Asimismo, muchos estudiantes sufrieron decepciones con buenos profesores presenciales que no lo siguieron siendo en la virtualidad. Por su parte muchos docentes, recibieron buenas sorpresas con estudiantes que se afianzaron a niveles de responsabilidad que no portaban en la presencialidad. También emergió la paradoja del silencio, un amiguito tan común en medio de las clases virtuales universitarias, pero tan esquivo en medio de las clases virtuales de primaria.
Pero ¿todo este pequeño panorama qué nos deja?
La educación es un acto que nos permite acercarnos al conocimiento. Es más, si no nos gusta esta definición hay como 100 más que podríamos agotar, es solo que en todas y cada una de ellas, acercarse al conocimiento también implica un grado de voluntad muy alto.
La virtualidad, por principio, tiene una característica intrínseca que emergió como “problemática” para una cultura colombiana: la puntualidad.
El reloj en la virtualidad avanza al mismo paso que en la presencialidad, es solo que, en la virtualidad, el hecho de no haber interacción verbal (presencial) o simbólica (presencial), hace que los actos entre las personas aguarden vacíos por tratarse de un accionalismo que se manifiesta frente a un computador o un celular (ambos objetos sin vida). Esos vacíos no pueden ser ocupados por nada, por lo que el tiempo parece mayor, y desesperadamente buscamos que no haya silencio sino comunicación, o que los niños y niñas se callen para poder ofrecer las pautas de la clase.
Pero el problema que lo asimilo como más grave, tiene que ver con el descubrimiento del poco amor que tenían los que hablaban cháchara y los calienta puestos por el conocimiento.
Tanta desidia por el acto educativo virtual me hizo pensar en todo lo que tienen que pasar por ejemplo tantas personas (jóvenes o viejas) que hacen esfuerzos titánicos para educarse. Pensé en los que les toca escuchar radio para educarse, en los que se han cultivado a punta de Google o Wikipedia o quienes ven conferencias en Internet para saber un poco más, para comprender un poco más, para sentirse atravesados por todo lo que el universo tiene por mostrarnos.
Pensé también en los muchos estudiantes que han pasado por mis aulas y que trabajan a la vez que estudian, recordé sus historias de esfuerzos personales no solo por lograr un diploma, sino por cultivarse, por adquirir conocimientos que les permitieran ser alguien diferente en este mundo que padece de una pobreza intelectual tan alta; estudiantes que se toman el trabajo de cumplir la tarea de ser cualquiera en este mundo, porque ser cualquiera en este mundo, como dijo Sartre, es también una tarea.
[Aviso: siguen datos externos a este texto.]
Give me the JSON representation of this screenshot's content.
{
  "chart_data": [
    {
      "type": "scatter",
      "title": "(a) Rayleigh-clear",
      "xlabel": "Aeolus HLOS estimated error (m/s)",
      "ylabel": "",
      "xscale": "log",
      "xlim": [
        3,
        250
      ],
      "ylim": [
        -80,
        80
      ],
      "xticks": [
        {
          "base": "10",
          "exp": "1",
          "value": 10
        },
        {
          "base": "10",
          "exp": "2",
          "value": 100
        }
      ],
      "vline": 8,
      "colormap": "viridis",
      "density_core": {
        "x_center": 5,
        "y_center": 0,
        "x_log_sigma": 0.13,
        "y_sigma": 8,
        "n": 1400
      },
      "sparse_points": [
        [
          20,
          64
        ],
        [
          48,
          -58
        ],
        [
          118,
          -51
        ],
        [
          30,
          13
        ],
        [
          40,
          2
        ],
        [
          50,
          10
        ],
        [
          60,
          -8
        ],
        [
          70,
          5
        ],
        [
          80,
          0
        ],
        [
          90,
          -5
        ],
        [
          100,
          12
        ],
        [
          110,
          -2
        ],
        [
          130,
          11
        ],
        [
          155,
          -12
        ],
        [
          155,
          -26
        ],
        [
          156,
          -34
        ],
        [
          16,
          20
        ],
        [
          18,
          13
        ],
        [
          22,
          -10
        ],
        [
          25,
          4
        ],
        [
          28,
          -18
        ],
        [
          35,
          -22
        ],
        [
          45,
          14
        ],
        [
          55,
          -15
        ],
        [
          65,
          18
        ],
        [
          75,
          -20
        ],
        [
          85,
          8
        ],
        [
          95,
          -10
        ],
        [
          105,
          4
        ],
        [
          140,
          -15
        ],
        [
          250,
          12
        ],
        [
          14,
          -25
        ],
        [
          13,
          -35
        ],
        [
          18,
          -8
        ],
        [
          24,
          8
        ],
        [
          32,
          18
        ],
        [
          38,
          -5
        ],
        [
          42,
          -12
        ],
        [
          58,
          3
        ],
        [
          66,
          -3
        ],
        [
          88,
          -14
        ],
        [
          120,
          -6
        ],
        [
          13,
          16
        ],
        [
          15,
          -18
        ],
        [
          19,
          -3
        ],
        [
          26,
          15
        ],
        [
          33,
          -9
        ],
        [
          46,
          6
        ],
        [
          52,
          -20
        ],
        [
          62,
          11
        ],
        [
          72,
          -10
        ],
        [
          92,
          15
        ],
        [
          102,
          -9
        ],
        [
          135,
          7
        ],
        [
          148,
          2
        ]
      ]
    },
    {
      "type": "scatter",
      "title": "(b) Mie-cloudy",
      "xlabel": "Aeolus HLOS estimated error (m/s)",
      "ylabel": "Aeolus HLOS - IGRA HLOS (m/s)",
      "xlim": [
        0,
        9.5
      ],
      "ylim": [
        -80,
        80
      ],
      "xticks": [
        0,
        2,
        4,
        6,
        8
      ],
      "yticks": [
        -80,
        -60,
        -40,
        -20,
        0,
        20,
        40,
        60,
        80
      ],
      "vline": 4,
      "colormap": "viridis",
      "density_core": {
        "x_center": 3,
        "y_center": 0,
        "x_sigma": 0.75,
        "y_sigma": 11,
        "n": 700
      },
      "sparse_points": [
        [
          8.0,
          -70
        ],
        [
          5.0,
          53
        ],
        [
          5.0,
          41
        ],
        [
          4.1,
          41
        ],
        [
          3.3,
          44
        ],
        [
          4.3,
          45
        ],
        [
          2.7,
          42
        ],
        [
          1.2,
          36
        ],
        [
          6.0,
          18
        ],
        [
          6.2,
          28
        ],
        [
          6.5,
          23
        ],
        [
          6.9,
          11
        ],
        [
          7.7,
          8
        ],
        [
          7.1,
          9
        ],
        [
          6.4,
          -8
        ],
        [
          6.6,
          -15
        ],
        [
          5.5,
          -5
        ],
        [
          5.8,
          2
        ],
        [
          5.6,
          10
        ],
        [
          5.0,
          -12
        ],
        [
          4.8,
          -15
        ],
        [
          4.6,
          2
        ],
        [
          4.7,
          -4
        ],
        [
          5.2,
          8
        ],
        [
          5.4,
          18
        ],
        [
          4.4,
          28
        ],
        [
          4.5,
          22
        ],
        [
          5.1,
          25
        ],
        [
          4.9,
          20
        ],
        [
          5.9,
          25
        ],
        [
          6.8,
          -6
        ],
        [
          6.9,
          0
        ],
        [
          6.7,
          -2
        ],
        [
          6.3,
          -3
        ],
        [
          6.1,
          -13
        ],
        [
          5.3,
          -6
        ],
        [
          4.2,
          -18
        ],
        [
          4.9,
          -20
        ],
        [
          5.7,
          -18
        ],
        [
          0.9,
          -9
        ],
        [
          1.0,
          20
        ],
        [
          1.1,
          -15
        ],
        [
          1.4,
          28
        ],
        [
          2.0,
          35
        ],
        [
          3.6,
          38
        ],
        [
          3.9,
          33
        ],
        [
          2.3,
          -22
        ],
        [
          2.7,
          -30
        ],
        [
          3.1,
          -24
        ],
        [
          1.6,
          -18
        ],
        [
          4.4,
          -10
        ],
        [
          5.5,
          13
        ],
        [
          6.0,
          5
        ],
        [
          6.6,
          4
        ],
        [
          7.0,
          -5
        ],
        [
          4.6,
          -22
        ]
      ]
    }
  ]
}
Esa falta de amor por el conocimiento no es un reproche que pueda caer tranquilamente sobre “un individuo”. No. Es un problema estructural derivado de esa ideología neoliberal que se presentó como “anti-ideologías” y que hizo estragos en el propósito real de todas las cosas.
Es un problema estructural derivado del consenso de Washington, de la declaración de Bolonia cuando se definió y se preparó ese cambio paradigmático tan terrible que constituyó pasar de entender la educación como un derecho, a entenderla como un servicio.
Friedman y todos sus misioneros pueden irse para el carajo, pero sus ideas han quedado bien sembradas, y si queremos que la gente comprenda que la educación es ante todo un derecho que permite a las personas desarrollar el amor por el conocimiento, nos importará muy poco si la educación es virtual, presencial, a distancia o como sea, pues el ánimo de la educación como un compromiso inherente del sujeto con la sociedad en la que vive, brillará más alto que todas las estrellas. Ya lo decía José Ortega y Gasset “yo soy yo y mi circunstancia, y si no la salvo a ella no me salvo yo”.
La circunstancia de Ortega y Gasset somos todos, somos nosotros. La circunstancia en la educación no es si me gusta o no me gusta la cosa, sino que, si no salvamos el propósito de la educación, entonces ésta perderá sentido presencial, virtual o el que sea.
Por ahora, resistir debe comprenderse como algo más allá de tener esperanza…no olvidemos que la esperanza fue el único de los males que quedó preso en la caja de Pandora, y que el problema de solo dejarnos caer en manos de la esperanza, es que ella te permite actuar creyendo que puedes controlar el futuro… y eso… eso es vivir engañado. Podemos hacer más ¡sí que podemos!